1. Write about something you know. That may simply be yourself but the ill-informed blogger will soon run out of steam trying to talk about something they are not passionate about.

2. Post regularly. At least daily seems to be the norm. This is where I fail the test. People get hooked on the minutiae of what you have to say and hang on your every post. It's a voyeuristic thing.

3. Answer all comments personally. This is a tough one - but the best bloggers always answer each and every comment. I wish I was smart enough to have an answer for everyone.

4. If you get an abusive comment, be polite or be funny in your response. Online abuse between two people can be funny for a while but it gets boring. The best bloggers defuse the abusive commenter with humour. They seems to realise answering abuse with abuse just doesn't work but a witty put-down will almost always subdue your protaganist.

5. Have an understanding of grammar, punctuation and spelling. Blogs are usually read by other bloggers or people who have an interest in reading - slovenly writing will lose you your smarter readers. The occasional mistake is acceptable, but persistent poor work will not be tolerated.

6. If you're going to write about yourself, include a good degree of self-deprecation. Nobody likes reading about what a smartarse you are.

7. Be honest. The best blogs are clearly written with complete honesty. Maybe it's a cathartic experience for the blogger. I try but I always bottle it at the last minute.

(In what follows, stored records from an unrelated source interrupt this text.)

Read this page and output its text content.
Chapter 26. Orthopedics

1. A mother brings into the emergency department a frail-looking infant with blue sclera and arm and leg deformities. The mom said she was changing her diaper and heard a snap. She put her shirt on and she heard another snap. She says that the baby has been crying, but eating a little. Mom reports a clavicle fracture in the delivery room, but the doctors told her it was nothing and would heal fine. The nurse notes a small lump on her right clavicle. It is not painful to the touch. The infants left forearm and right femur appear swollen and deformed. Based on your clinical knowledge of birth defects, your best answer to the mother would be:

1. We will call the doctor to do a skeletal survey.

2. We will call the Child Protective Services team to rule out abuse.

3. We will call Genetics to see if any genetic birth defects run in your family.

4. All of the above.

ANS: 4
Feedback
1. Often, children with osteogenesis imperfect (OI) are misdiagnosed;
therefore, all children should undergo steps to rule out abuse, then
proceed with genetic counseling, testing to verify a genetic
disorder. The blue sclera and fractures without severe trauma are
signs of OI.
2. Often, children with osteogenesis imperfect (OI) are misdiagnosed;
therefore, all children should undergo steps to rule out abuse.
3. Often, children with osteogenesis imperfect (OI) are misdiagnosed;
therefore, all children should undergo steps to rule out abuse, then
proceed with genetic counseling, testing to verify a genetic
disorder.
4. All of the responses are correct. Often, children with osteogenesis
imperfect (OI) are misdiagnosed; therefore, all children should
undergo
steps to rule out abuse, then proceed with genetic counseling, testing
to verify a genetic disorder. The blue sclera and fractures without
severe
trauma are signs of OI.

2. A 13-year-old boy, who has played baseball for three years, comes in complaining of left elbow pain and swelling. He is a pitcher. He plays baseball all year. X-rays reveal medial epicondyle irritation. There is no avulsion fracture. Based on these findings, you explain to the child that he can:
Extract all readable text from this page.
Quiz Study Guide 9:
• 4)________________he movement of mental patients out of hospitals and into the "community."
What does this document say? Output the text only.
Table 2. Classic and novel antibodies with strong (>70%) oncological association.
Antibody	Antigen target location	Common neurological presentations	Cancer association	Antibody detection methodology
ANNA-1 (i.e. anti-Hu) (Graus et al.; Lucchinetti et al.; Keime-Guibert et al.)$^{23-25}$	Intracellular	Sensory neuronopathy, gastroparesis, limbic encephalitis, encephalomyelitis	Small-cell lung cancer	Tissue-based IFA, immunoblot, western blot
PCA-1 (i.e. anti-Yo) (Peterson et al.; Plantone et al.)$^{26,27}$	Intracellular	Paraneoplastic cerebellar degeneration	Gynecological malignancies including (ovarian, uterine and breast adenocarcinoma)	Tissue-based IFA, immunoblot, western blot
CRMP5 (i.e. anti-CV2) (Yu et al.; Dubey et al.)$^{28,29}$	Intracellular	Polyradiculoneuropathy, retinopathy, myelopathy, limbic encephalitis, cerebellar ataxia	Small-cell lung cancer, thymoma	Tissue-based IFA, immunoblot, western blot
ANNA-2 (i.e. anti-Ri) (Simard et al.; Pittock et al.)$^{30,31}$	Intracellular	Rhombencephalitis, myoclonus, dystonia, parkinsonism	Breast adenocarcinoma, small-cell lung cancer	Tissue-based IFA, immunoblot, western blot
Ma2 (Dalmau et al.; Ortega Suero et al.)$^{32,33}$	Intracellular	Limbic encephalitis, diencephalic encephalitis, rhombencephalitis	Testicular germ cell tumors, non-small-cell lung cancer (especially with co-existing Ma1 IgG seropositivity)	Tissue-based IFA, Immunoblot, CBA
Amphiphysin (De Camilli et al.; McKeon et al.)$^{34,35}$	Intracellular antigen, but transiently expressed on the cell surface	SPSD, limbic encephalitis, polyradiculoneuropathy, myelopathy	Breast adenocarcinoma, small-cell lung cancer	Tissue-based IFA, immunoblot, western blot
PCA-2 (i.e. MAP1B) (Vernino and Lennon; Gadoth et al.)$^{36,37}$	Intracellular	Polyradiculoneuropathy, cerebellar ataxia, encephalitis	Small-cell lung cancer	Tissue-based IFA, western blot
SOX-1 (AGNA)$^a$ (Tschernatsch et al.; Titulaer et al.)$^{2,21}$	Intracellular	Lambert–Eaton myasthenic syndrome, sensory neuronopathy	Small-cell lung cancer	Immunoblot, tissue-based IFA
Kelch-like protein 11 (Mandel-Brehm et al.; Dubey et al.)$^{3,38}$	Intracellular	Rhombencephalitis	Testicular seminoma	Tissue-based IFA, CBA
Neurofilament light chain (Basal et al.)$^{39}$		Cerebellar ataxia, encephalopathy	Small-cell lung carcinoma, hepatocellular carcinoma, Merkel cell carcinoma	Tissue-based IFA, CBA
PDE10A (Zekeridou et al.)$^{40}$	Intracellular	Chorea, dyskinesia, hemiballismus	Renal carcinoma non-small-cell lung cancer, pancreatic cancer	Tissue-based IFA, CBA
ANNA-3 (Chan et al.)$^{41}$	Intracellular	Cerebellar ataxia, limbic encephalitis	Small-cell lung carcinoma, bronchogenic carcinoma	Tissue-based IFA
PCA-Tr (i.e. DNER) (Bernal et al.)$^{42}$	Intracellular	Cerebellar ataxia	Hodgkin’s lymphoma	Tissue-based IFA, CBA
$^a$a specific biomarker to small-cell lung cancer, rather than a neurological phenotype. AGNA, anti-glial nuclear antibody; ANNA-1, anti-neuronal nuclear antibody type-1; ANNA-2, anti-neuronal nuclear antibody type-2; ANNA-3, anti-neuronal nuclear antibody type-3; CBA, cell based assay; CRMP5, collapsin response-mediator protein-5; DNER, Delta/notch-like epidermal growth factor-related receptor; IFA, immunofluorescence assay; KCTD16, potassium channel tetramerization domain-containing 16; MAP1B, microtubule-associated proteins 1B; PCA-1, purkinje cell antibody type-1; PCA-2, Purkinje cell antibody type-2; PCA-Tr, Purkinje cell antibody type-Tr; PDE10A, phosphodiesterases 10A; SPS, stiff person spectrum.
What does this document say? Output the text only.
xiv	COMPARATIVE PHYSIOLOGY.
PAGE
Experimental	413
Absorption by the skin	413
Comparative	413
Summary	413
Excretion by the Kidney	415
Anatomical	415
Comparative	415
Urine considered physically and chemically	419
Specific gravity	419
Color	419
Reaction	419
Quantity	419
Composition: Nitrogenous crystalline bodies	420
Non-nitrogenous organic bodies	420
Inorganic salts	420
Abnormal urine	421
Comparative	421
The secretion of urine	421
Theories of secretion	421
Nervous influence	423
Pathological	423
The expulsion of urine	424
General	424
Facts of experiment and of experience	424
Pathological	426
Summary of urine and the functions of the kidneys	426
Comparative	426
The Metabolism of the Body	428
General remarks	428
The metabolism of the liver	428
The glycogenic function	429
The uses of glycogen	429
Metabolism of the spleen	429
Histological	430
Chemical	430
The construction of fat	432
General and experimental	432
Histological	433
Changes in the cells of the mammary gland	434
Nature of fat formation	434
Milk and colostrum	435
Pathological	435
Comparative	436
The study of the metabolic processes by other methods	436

8. Link to other blogs you like and comment regularly on other people's blogs. They will appreciate it and come and visit you in return.

9. Sorry, single issue blogs about your triumph over a terminal illness just don't do it for me. You may think you have a story to tell but it will have to be exceptionally good to sustain a regular readership of people who have not had a similar experience. Writing about your illness may help you through your experience but don't expect everyone else to be interested. For the passing reader, these blogs are just too self-analytical and bleak.

10. Read and/or comment on my blog and I promise to comment on yours and link to you. All abusive comments will be answered by me personally in a civil and humourous manner.